These women, all Republicans, will still be outnumbered about 3 to 1 by Democratic women in the House, who uniformly support abortion rights. But their victories came as a boon — and something of a surprise — to antiabortion activists who have long struggled to recruit female politicians sympathetic to their cause.
“Given all the prognostications about a blue wave, we didn’t foresee we would have a historic number of pro-life women,” said Marjorie Dannenfelser, president of Susan B. Anthony List, a group that seeks to elect antiabortion candidates. “Our women are not just kind of pro-life, but really pro-life. It’s a new day where the Republican Party has completely embraced the issue.”
Groups spent heavily this year to elect antiabortion women – although most of the spending went toward Senate, not House, campaigns.
SBA List set its own spending record in the 2020 campaign cycle, investing $52 million mostly aimed at Senate races and the presidential contest. Its spending exceeded that of the Planned Parenthood, which announced a $45 million spend over the cycle.
Another major player in getting more antiabortion women to Washington was Winning for Women Action Fund, the first GOP super PAC dedicated to electing female candidates.
The political action committee formed in 2017 as a counter to Emily’s List — which works to elect abortion rights-supporting candidates — and aims to narrow the gap between Republican and Democratic women in public office. Winning for Women spent nearly $3 million supporting Republican female candidates, my colleague Paulina Firozi reports.

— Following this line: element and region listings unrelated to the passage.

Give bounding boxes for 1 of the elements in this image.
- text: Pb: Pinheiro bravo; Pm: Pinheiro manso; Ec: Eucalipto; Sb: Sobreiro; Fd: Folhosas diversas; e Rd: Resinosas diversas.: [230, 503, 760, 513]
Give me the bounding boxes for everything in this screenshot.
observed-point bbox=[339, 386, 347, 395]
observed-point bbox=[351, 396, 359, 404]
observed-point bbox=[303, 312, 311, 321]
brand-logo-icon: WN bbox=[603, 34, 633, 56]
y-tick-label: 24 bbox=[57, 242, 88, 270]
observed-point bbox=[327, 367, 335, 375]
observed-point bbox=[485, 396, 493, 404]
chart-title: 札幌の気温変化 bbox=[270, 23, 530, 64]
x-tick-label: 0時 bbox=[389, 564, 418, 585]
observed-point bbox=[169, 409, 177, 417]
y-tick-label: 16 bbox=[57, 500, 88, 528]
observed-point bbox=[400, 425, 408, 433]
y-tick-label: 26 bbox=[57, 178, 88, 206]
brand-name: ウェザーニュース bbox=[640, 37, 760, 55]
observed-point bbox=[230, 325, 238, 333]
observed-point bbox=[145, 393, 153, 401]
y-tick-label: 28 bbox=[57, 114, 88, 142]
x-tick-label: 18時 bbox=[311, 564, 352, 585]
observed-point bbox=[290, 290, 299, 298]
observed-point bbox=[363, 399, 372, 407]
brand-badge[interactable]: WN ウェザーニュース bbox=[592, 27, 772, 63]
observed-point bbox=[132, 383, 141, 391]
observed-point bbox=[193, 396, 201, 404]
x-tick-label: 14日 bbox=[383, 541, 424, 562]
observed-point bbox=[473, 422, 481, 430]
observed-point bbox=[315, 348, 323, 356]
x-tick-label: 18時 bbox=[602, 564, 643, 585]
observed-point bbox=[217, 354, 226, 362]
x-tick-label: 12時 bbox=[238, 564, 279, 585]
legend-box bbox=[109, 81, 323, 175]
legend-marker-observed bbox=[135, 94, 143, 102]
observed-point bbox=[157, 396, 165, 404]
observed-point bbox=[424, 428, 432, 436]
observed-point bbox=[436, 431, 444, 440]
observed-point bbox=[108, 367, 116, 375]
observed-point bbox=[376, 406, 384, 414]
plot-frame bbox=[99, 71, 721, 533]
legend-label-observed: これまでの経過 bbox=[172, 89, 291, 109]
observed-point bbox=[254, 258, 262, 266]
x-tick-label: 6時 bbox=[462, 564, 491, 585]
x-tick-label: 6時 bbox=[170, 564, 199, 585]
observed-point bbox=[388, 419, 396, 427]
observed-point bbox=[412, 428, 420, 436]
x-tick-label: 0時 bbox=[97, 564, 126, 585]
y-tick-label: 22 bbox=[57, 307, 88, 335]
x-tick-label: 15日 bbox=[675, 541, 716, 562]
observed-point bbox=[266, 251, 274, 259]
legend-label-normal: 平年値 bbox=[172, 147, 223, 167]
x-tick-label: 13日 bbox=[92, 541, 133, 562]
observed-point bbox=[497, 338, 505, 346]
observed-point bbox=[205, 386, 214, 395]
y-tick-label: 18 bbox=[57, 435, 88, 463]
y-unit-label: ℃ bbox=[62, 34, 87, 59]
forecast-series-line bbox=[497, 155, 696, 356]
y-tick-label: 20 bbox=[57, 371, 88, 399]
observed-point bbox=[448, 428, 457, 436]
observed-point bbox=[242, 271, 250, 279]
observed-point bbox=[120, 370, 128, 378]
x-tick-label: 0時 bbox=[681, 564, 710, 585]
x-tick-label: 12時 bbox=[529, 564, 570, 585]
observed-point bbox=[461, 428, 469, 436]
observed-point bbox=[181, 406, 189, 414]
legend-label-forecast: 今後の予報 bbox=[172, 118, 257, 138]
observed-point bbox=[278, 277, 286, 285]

In one of House Republicans’ biggest victories, Michelle Fischbach ousted 15-term Rep. Collin Peterson (D-Minn.). Other female freshmen will include Yvette Herrell, a member of the Cherokee Nation in New Mexico; Cuban American journalist Maria Elvira Salazar, who defeated Rep. Donna Shalala (D-Fla.), President Bill Clinton’s former health secretary; and Stephanie Bice in Oklahoma, who will be the first Iranian American to serve in Congress.
Former congresswoman Barbara Comstock (R-Va.):
So far, 27 House incumbents and newcomers endorsed by SBA List and Winning for Women have won their races. They’re hoping to add three more, in races yet to be decided in Iowa’s 2nd District, New York’s 22nd District and California’s 39th District.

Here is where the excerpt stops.